---
name: tai-ch133-ai-security-threat-models
description: 'Apply chapter 133 of Testing AI, AI Security Threat Models, as a workflow for evaluating AI and non-deterministic systems. Use for test planning, eval design, quality review, release evidence, examples, or coaching related to ai security threat models.'
---

# AI Security Threat Models

Skill name: `tai-ch133-ai-security-threat-models`

Based on **Testing AI: Engineering Confidence in AI Systems** by **Jason Arbon**.

## Purpose

AI security starts by naming what the system can read, infer, decide, and do.

## Use This Workflow

- Identify the AI behavior or release decision being evaluated.
- Define realistic cases, slices, unacceptable outcomes, and evidence needed for confidence.
- Choose measurements that match the risk: rubric scores, samples, intervals, traces, human review, deterministic checks, or production monitors.
- Report uncertainty, severe failures, and decision impact instead of only a pass/fail result.

## Key Guidance

AI security is broader than jailbreak prompts.
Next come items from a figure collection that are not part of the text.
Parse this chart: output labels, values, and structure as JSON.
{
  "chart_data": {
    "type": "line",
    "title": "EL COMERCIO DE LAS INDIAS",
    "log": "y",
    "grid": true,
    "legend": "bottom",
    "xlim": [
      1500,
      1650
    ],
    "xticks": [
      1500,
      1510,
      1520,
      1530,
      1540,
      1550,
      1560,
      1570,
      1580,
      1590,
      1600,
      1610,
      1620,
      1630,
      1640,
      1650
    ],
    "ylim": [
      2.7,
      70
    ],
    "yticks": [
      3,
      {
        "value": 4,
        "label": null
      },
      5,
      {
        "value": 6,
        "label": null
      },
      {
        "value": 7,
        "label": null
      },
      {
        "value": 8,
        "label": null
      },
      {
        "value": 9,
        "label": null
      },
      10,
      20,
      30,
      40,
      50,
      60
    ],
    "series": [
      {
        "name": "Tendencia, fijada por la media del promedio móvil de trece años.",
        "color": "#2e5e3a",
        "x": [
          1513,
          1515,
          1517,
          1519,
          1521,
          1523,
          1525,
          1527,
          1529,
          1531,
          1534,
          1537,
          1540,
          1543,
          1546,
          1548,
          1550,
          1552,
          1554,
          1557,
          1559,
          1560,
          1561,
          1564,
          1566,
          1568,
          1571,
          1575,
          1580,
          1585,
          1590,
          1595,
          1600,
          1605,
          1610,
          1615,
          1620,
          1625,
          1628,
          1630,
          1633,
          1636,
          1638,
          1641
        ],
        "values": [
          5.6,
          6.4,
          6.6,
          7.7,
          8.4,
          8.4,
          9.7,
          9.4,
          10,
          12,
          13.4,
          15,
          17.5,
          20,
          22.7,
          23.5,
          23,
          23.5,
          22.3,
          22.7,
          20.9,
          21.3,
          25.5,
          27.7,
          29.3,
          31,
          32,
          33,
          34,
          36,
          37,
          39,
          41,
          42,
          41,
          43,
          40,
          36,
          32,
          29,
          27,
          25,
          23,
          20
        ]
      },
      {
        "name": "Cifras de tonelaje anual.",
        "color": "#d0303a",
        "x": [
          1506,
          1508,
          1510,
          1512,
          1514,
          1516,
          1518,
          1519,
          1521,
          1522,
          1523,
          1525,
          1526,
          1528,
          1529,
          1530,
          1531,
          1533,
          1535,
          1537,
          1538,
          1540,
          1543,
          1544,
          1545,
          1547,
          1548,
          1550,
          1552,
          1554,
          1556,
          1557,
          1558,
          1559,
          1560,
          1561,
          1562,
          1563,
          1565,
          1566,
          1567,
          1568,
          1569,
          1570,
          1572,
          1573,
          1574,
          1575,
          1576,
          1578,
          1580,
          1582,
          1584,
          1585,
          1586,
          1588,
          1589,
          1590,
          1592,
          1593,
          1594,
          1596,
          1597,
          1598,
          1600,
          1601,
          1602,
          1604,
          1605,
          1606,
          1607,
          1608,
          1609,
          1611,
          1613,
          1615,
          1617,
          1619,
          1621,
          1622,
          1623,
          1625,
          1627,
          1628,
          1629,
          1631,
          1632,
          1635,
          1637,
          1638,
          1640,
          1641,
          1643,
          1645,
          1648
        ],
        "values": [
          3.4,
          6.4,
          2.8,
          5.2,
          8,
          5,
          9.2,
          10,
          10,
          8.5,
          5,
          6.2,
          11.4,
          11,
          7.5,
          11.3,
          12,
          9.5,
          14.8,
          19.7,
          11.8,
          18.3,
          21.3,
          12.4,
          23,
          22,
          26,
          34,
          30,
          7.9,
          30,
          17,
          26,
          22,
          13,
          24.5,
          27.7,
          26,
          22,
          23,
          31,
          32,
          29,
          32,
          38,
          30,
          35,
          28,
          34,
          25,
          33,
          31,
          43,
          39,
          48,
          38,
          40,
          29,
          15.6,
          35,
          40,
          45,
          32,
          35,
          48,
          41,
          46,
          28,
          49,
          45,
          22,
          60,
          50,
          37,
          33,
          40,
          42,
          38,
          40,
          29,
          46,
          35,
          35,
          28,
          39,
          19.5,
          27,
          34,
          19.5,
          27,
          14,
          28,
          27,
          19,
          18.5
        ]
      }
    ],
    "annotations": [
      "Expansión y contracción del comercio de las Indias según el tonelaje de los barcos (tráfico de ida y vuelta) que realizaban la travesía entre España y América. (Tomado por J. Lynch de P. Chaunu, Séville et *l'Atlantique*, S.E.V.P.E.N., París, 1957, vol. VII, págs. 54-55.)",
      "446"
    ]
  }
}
A modern AI system may read private data,
retrieve documents, call tools, write code, remember users, summarize sensitive records, route
business workflows, and influence decisions. Every capability becomes part of the threat model.

## Apply The Approach

Create representative cases, score them with explicit criteria, review severe failures separately, report uncertainty, and connect the evidence to a concrete decision.

## Expert Notes

At expert level, maintain an AI-specific threat model with assets, actors, trust boundaries,
untrusted inputs, tools, permissions, logs, mitigations, and eval cases. Security tests should
be replayable and part of release gates, not one-time red-team theater.